Ultimate answer? Paul/SGA/Dort/Gallinari/Adams, bench probably Schröder/Roberson/Bazley/Noel. I think Diallo gets burn early in the playoffs but I’m not sure he stays in.

Panchal: Yeah, I don’t envy the decisions that Donovan has to make regarding who gets big minutes off the bench. However, I think the last couple games with most of the starters sitting have been a real opportunity to see who is ready and who is not. Assuming Dort starts, you’ve got 3 spots available off the bench. I’d give them to Nader, Bazley, and Muscala, but I think Billy is leaning more towards Diallo over Nader (not a huge fan of that). I don’t see many minutes for Ferguson or Burton, and Roberson’s minutes depend entirely on the opponent.

Meyer: I think the rotation will vary depending on matchups. The players guaranteed to see minutes, regardless of matchup, are the Starters, Schroder, Noel, Bazley, Diallo, and Roberson. I could see Muscala and Nader getting some minutes if they need to stretch the floor.

Stiles: The starting five of course will be Paul, Dort, SGA, Gallo, and Adams. Dennis Schroder will of course be the first off the bench with Nerlens Noel getting run as well. Billy Donovan inside the bubble has fallen in love with Hamidou Diallo, and I would expect him to get a ton of chances in the postseason rotation. Andre Roberson is the biggest wildcard, as his minutes have fluctuated. I am still on the side of Andre leveling out at about ten minutes per game. From there you have to imagine Donovan will ride the hot hand of Bazley, Nader, Muscala and Ferguson searching for a new spark plug each game. I am going to guess the starters along with Noel, Schroder, and Diallo get the most playing time with Bazley close behind. 
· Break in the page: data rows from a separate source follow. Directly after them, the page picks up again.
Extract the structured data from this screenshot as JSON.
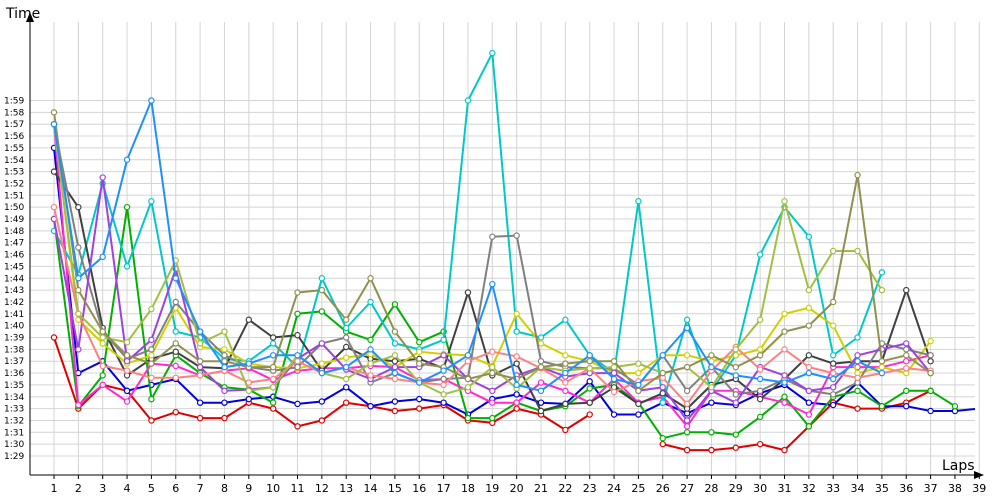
{
  "chart_data": {
    "type": "line",
    "title": "",
    "ylabel": "Time",
    "xlabel": "Laps",
    "x": [
      1,
      2,
      3,
      4,
      5,
      6,
      7,
      8,
      9,
      10,
      11,
      12,
      13,
      14,
      15,
      16,
      17,
      18,
      19,
      20,
      21,
      22,
      23,
      24,
      25,
      26,
      27,
      28,
      29,
      30,
      31,
      32,
      33,
      34,
      35,
      36,
      37,
      38,
      39
    ],
    "y_tick_labels": [
      "1:29",
      "1:30",
      "1:31",
      "1:32",
      "1:33",
      "1:34",
      "1:35",
      "1:36",
      "1:37",
      "1:38",
      "1:39",
      "1:40",
      "1:41",
      "1:42",
      "1:43",
      "1:44",
      "1:45",
      "1:46",
      "1:47",
      "1:48",
      "1:49",
      "1:50",
      "1:51",
      "1:52",
      "1:53",
      "1:54",
      "1:55",
      "1:56",
      "1:57",
      "1:58",
      "1:59"
    ],
    "ylim_seconds": [
      88,
      121
    ],
    "grid": true,
    "legend": "none",
    "series": [
      {
        "color": "#e00000",
        "values": [
          99,
          93,
          95,
          94.5,
          92,
          92.7,
          92.2,
          92.2,
          93.5,
          93,
          91.5,
          92,
          93.5,
          93.2,
          92.8,
          93,
          93.3,
          92,
          91.8,
          93,
          92.5,
          91.2,
          92.5,
          null,
          null,
          90,
          89.5,
          89.5,
          89.7,
          90,
          89.5,
          91.5,
          93.5,
          93,
          93,
          93.5,
          94.5,
          null,
          92.5
        ]
      },
      {
        "color": "#0000e0",
        "values": [
          115,
          96,
          97,
          94.5,
          95,
          95.5,
          93.5,
          93.5,
          93.8,
          94,
          93.4,
          93.6,
          94.8,
          93.2,
          93.6,
          93.8,
          93.5,
          92.5,
          93.8,
          94.2,
          93.5,
          93.4,
          95.3,
          92.5,
          92.5,
          93.5,
          92.6,
          93.5,
          93.3,
          94.3,
          95,
          93.5,
          93.3,
          95.2,
          93.2,
          93.2,
          92.8,
          92.8,
          93
        ]
      },
      {
        "color": "#00b000",
        "values": [
          109,
          93.2,
          95.8,
          110,
          93.8,
          97.5,
          96,
          94.8,
          94.6,
          93.5,
          101,
          101.2,
          99.5,
          98.8,
          101.8,
          98.6,
          99.5,
          92.2,
          92.2,
          93.5,
          92.8,
          93.2,
          94.7,
          95,
          93.5,
          90.5,
          91,
          91,
          90.8,
          92.3,
          94,
          91.5,
          94,
          94.5,
          93.2,
          94.5,
          94.5,
          93.2,
          null
        ]
      },
      {
        "color": "#ff2ad0",
        "values": [
          117,
          93.3,
          95,
          93.6,
          96.8,
          96.6,
          95.8,
          96.2,
          96.4,
          95.4,
          96.2,
          96.4,
          96.4,
          96.6,
          96.5,
          95.4,
          95.5,
          94.5,
          93.5,
          93.5,
          95.2,
          94.5,
          93.5,
          95.5,
          93.5,
          94,
          91.5,
          94.5,
          94.5,
          94,
          93.5,
          92.5,
          96.5,
          96.5,
          96.5,
          97,
          97.5,
          null,
          null
        ]
      },
      {
        "color": "#00c8c8",
        "values": [
          108,
          104.3,
          112,
          105,
          110.5,
          99.5,
          99,
          97.2,
          97,
          98.5,
          96.5,
          104,
          99.8,
          102,
          98.5,
          98,
          98.8,
          119,
          123,
          99.5,
          99,
          100.5,
          97.5,
          96,
          110.5,
          93.5,
          100.5,
          94.5,
          97.5,
          106,
          110,
          107.5,
          97.5,
          99,
          104.5,
          null,
          null,
          null,
          null
        ]
      },
      {
        "color": "#404040",
        "values": [
          113,
          110,
          99.8,
          95.8,
          97.2,
          97.8,
          96.5,
          96.4,
          100.5,
          99,
          99.2,
          96.2,
          98.2,
          97.2,
          97,
          97.2,
          96.4,
          102.8,
          95.8,
          96.8,
          92.8,
          93.4,
          93.5,
          94.8,
          93.4,
          94.3,
          93,
          95,
          95.5,
          93.8,
          95.5,
          97.5,
          96.8,
          97,
          97,
          103,
          97,
          null,
          null
        ]
      },
      {
        "color": "#d0d000",
        "values": [
          117,
          100.5,
          98.5,
          96.8,
          97.5,
          101.5,
          98.2,
          98,
          96.8,
          96.5,
          96.4,
          96.8,
          97.3,
          97.6,
          96.5,
          97.8,
          97.6,
          97.5,
          96.6,
          101,
          98.5,
          97.5,
          97,
          96,
          96,
          97.5,
          97.5,
          97,
          97.5,
          98,
          101,
          101.5,
          100,
          96,
          96.5,
          96,
          98.7,
          null,
          null
        ]
      },
      {
        "color": "#808080",
        "values": [
          117,
          106.6,
          99.5,
          97.2,
          98,
          102,
          99.5,
          97.5,
          96.5,
          96.2,
          96.5,
          98.5,
          99,
          95.2,
          96,
          95.2,
          95.5,
          95.6,
          107.5,
          107.6,
          97,
          96.5,
          96.4,
          96.4,
          95,
          97.5,
          94.5,
          96.5,
          94.2,
          94.5,
          95.5,
          94.5,
          94.2,
          95.2,
          98.5,
          98,
          97.5,
          null,
          null
        ]
      },
      {
        "color": "#a040e0",
        "values": [
          109,
          98,
          112.5,
          97,
          98.8,
          104.8,
          96.5,
          94.5,
          94.6,
          94.8,
          97.2,
          98.5,
          96.3,
          95.5,
          96.5,
          96.5,
          97.5,
          95.5,
          94.5,
          95.8,
          96.5,
          95.7,
          96,
          96,
          94.5,
          94.8,
          92,
          94.5,
          93.5,
          96.5,
          95.8,
          94.5,
          94.8,
          97.5,
          98,
          98.5,
          96,
          null,
          null
        ]
      },
      {
        "color": "#ff8080",
        "values": [
          110,
          101,
          96.6,
          96.2,
          95.6,
          95.6,
          95.8,
          96.2,
          95.2,
          95.5,
          97,
          96,
          96.5,
          95.8,
          95.5,
          95.2,
          95,
          97,
          97.8,
          97.4,
          96.4,
          95.2,
          96.4,
          94.4,
          95.3,
          95.6,
          93.4,
          96.2,
          98.2,
          96.3,
          98,
          96.5,
          96,
          95.6,
          96,
          96.4,
          96.2,
          null,
          null
        ]
      },
      {
        "color": "#a0c040",
        "values": [
          117,
          101,
          99,
          98.6,
          101.4,
          105.5,
          98.5,
          99.5,
          94.5,
          94.8,
          97.5,
          96,
          95.5,
          96.8,
          97.5,
          95.2,
          94.2,
          94.8,
          96.5,
          94.7,
          96.5,
          96.2,
          96.4,
          96.5,
          96.8,
          96,
          96.5,
          94.8,
          98,
          100.5,
          110.5,
          103,
          106.3,
          106.3,
          103,
          null,
          null,
          null,
          null
        ]
      },
      {
        "color": "#909050",
        "values": [
          118,
          103,
          99.5,
          97.5,
          96.8,
          98.5,
          97,
          97,
          96.5,
          96.5,
          102.8,
          103,
          100.5,
          104,
          99.5,
          96.8,
          96.5,
          95.5,
          96,
          95.5,
          96.5,
          96.8,
          97,
          97,
          94.5,
          96,
          96.5,
          97.5,
          96.5,
          97.5,
          99.5,
          100,
          102,
          112.7,
          97,
          97.5,
          96,
          null,
          null
        ]
      },
      {
        "color": "#1e90ff",
        "values": [
          117,
          104,
          105.8,
          114,
          119,
          104,
          99.5,
          96.5,
          96.8,
          97.5,
          97.5,
          96,
          96.5,
          98,
          96,
          95.2,
          96.2,
          97.5,
          103.5,
          95,
          94.5,
          96,
          97.5,
          95.5,
          95,
          97.5,
          99.8,
          96.5,
          95.8,
          95.5,
          95.2,
          96,
          95.5,
          97,
          96,
          null,
          null,
          null,
          null
        ]
      }
    ]
  }
}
Napier: Donovan has shown flexibility in adjusting rotations based upon the opponent. If I look ahead to the Rockets as the first-round opponent, the first question you have to ask is who lines up on defense against Russell Westbrook and James Harden. There are a lot of challenges in defending those two–Dort probably makes the most sense against Harden but that will probably put Dort in foul trouble often, while I don’t know if Shai or CP3 make sense against Russ. Really, Schroder is probably the best defender for Russ, but he’ll be coming off the bench. Anyway, I imagine Donovan will have to deploy different packages to contain Westbrook and Harden, so I don’t know if we’ll see a ton of consistency in how the rotations look, since foul trouble and whoever has the hot-hand from the Rockets will dictate a lot. But I should answer. Starters: Chris Paul, Shai-Gilgeous Alexander, Lu Dort, Danilo Gallinari, and Steven Adams. Core Bench: Dennis Schroder, Darius Bazley, Nerlens Noel. Occasional minutes: Mike Muscala, Hamidou Diallo, and Abdel Nader.

Are you ready to remove the asterisk from this season’s conclusion?
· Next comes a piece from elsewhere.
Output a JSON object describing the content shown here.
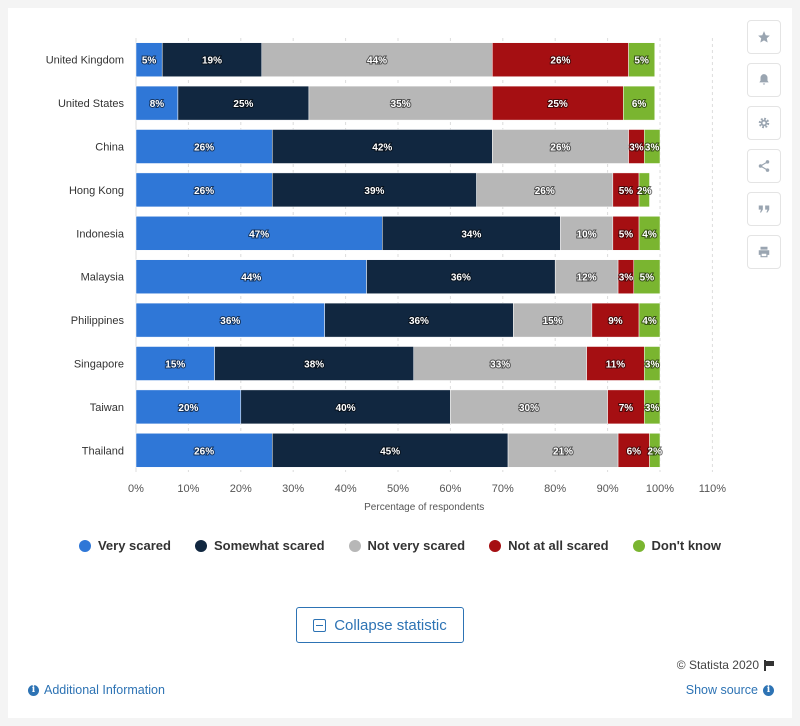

Brandon: There’s an old cliche athletes rely on when people talk about asterisks: you play the team in front of you. Same goes for any situation. There’s not really an asterisk for me. You can talk about this championship being flawed or different or whatever, but at the end of the day one of these teams is walking out of there with the Larry O’Brien trophy. And that’s all there is to it.

Panchal: There never was one for me.

Meyer: I never was putting an asterisk on this championship. The team that wins it totally deserves it. Period.
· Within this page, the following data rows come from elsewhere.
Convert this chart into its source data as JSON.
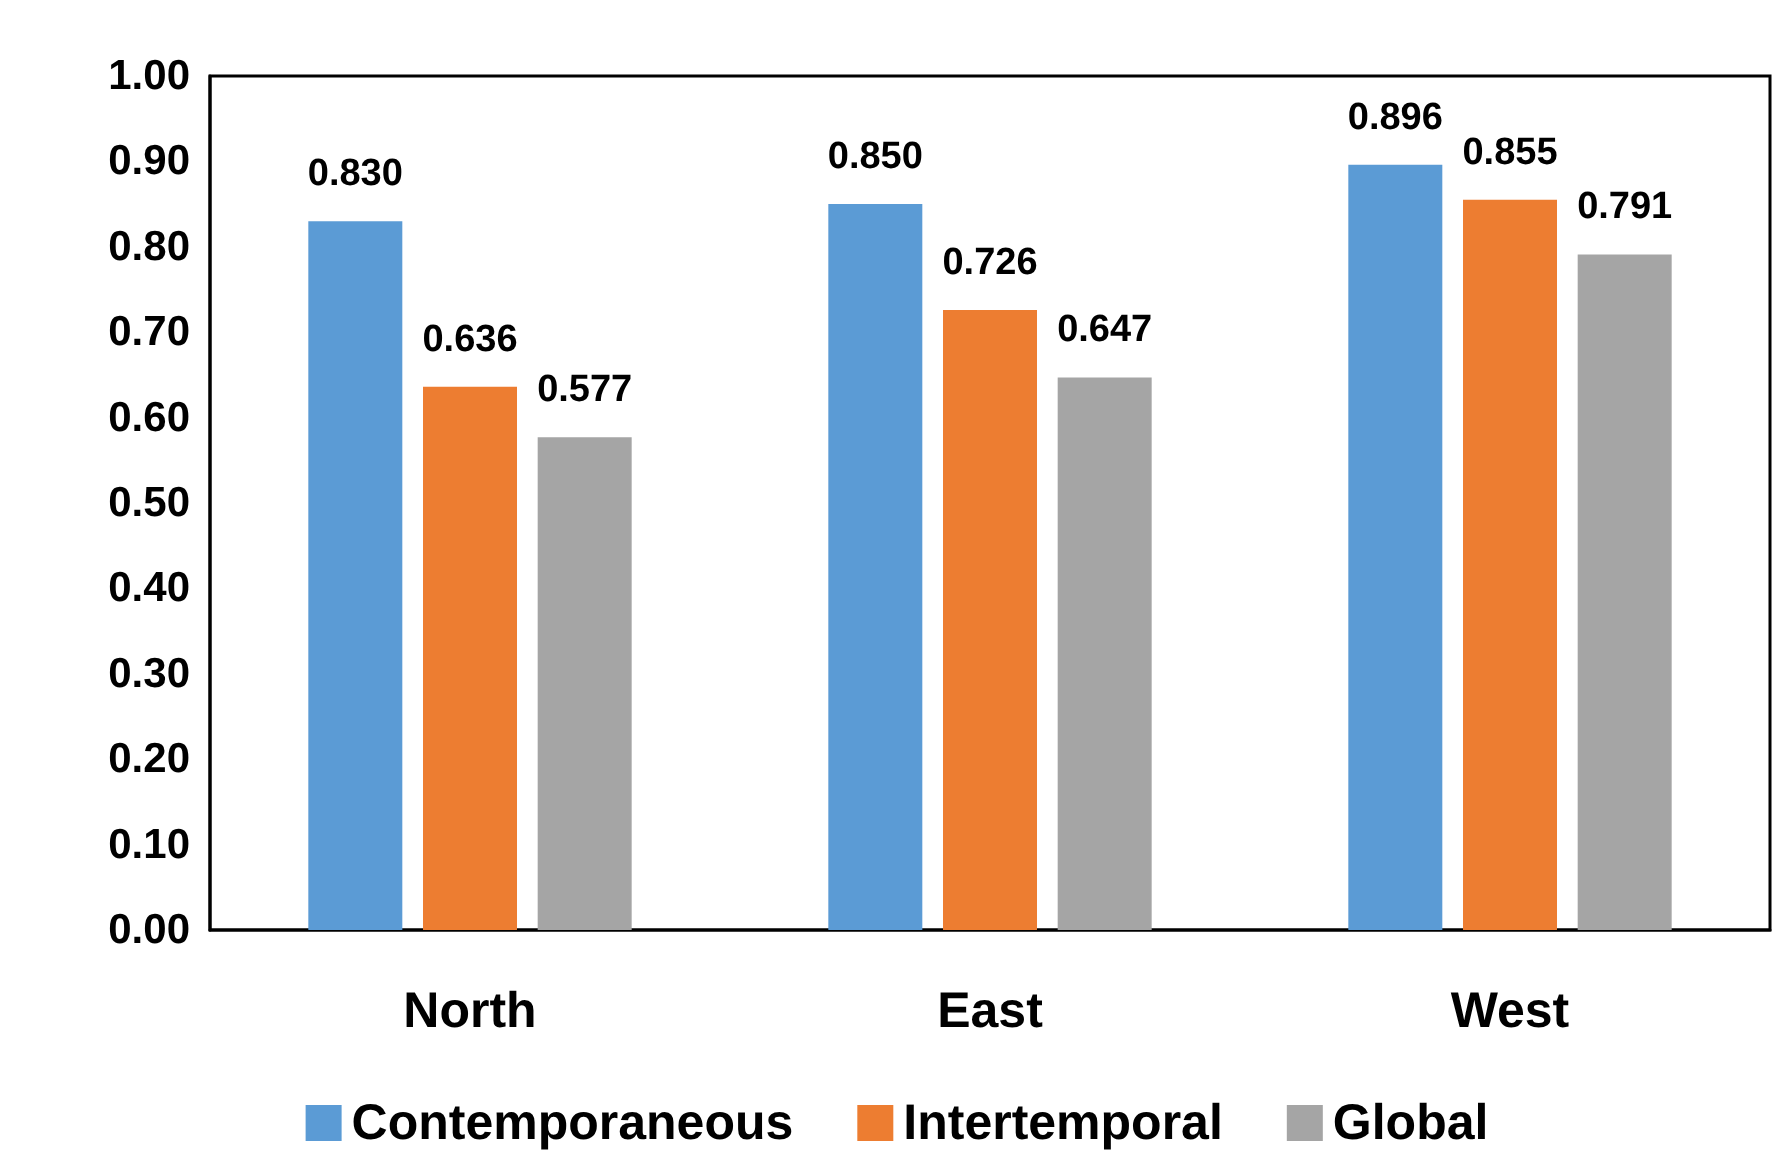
{
  "chart_data": {
    "type": "bar",
    "categories": [
      "North",
      "East",
      "West"
    ],
    "series": [
      {
        "name": "Contemporaneous",
        "color": "#5b9bd5",
        "values": [
          0.83,
          0.85,
          0.896
        ],
        "value_labels": [
          "0.830",
          "0.850",
          "0.896"
        ]
      },
      {
        "name": "Intertemporal",
        "color": "#ed7d31",
        "values": [
          0.636,
          0.726,
          0.855
        ],
        "value_labels": [
          "0.636",
          "0.726",
          "0.855"
        ]
      },
      {
        "name": "Global",
        "color": "#a5a5a5",
        "values": [
          0.577,
          0.647,
          0.791
        ],
        "value_labels": [
          "0.577",
          "0.647",
          "0.791"
        ]
      }
    ],
    "ylim": [
      0,
      1
    ],
    "yticks": [
      {
        "value": 0,
        "label": "0.00"
      },
      {
        "value": 0.1,
        "label": "0.10"
      },
      {
        "value": 0.2,
        "label": "0.20"
      },
      {
        "value": 0.3,
        "label": "0.30"
      },
      {
        "value": 0.4,
        "label": "0.40"
      },
      {
        "value": 0.5,
        "label": "0.50"
      },
      {
        "value": 0.6,
        "label": "0.60"
      },
      {
        "value": 0.7,
        "label": "0.70"
      },
      {
        "value": 0.8,
        "label": "0.80"
      },
      {
        "value": 0.9,
        "label": "0.90"
      },
      {
        "value": 1,
        "label": "1.00"
      }
    ],
    "grid": false,
    "legend": "bottom"
  }
}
Stiles: Seeing how competitive the seeding games have been, and the lack of positive COVID tests while even seeing limited injuries to this point, I am totally on board with this season’s champion not having an asterisk next to it. A wild story and 30-for-30? Absolutely, but I think this will be viewed as a legitimate champion.

Napier: Is there an asterisk on the Heat’s 2012 championship? That was a lockout shortened season, and while you may remember that, no one really views that season as having an asterisk. Champions are remembered, and the champion of this COVID-affected season will be the NBA Champion.

Correction (8/13/20 at 11:16 am): An earlier published version of this article mistakenly attributed David Brandon’s answers to Brandon Rahbar.